Старый Гвоздь

Старый Гвоздь
        В гравии у дороги жил старый гвоздь. Он был придавлен со всех сторон камешками, гордившимися своей одинаковостью. Утром, когда по дороге проезжала первая машина, камешки просыпались и начинали говорить. Разговоры были такие же одинаковые, как сами камни. ''Ах, вы давите мне в бок, подвиньтесь, пожалуйста''. '' Ах, как ровно мы лежим, какое счастье быть одинаковыми''. Все камешки любили  огромный Каток, который укатывал их раз в месяц. Дорога была не асфальтирована, и камешки гордились тем, что они - дорога. Ещё они гордились тем, что они имеют собственный большой Каток.        К Гвоздю относились с большим недоверием. Во-первых, он был не каменный, во-вторых, он позже попал в полотно дороги, в-третьих, он был изготовлен из того же материала, которым их давили раз в месяц, в общем – чужак. И Гвоздь всегда чувствовал себя чужаком, но никогда он не хотел стать камнем. Он вспоминал своё детство, когда из расплавленного горна, щипцами кузнеца был вызван в этот мир. Он вспоминал Наковальню и Молот – его отца и мать. Они сделали его грани, благодаря им  Гвоздь стал твёрдым и острым. Он помнил мгновения, когда кузнец опустил его в холодное масло, в тот момент гвоздь стал Гвоздём. Он был вороньего крыла – иссиня-чёрным. На следующий день его забили в телегу и началось его странствие по планете.  Сейчас, зажатый меж камешков, он думал, что в те далёкие времена, эти камешки были Скалой, не раздробленной на части в молотилке. Он видел когда-то эту Скалу. Она гордо и молчаливо смотрела на проезжающий мимо суетливый обоз. Гвоздю было странно, как из такой величавой Скалы получились такие мелкие и болтливые камешки, забывшие о прошлом, горделивые своей одинаковостью, влюблённые в укатывающий их Каток, похожие на все гальки мира.      
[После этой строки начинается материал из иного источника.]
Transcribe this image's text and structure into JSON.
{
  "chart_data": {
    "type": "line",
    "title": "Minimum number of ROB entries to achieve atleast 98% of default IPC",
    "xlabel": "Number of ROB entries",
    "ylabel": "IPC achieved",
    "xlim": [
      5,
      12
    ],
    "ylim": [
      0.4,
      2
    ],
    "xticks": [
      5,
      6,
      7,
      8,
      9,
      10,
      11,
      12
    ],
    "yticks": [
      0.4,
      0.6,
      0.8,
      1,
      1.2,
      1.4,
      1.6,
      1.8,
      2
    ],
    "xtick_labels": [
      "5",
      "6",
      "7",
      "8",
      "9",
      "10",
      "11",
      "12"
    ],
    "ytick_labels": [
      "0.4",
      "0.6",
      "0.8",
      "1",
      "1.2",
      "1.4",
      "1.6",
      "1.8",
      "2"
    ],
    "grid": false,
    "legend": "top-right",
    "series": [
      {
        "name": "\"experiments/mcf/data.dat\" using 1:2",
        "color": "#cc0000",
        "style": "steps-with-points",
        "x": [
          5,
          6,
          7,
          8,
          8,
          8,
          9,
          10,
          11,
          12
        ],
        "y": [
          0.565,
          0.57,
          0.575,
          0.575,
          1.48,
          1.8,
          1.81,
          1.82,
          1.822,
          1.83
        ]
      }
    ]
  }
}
      Отношения Катка и Гвоздя складывались долго но постепенно приобрели такие очертания. Каток не любил, когда что-либо выделялось из полотна дороги. И это понятно, ведь его назначение - ровнять. Его жена – Газонокосилка иногда говорила Катку;'' Да, не расстраивайся ты!  Время и дожди сделают своё дело, и Гвоздь превратится в ржавую пыль'' На что Каток отвечал:
«Дорогая, ты ничего не понимаешь! Каждый раз, проезжая по нему, я чувствую себя более мягким и слабым. Он закалён в прошлом веке, когда ещё умели калить железо, а я выпущен с завода в этом веке. Он ручная работа, штучная. Таких, как он больше нет на свете, а таких, как я наделали сотню. И к тому же он никогда не вдавливается в полотно. Он торчит, как напоминание о моей беспомощности. Во мне пятнадцать тонн, а в нём пятнадцать грамм. Но это ничего не значит. Каждый раз, когда я давлю на него, он оставляет на мне невидимые раны, которые уже не заживут никогда, и, в то же время, он остаётся там, среди камешков, которые любят меня и мой вес. Они кричат мне об этом, а он молчит, и его молчание страшнее газовой горелки режет моё железное самолюбие''
 Жена не понимала его. На её газоне давно убрали всё железо, трава, которую она косила, прорастала равномерно в течение ста лет. Если и были какие посторонние семена, принесённые ветром в парк, они не могли вырасти на этом газоне. Корни травы превратились в сплошной твёрдый ковёр, пустить чужие корни там было невозможно.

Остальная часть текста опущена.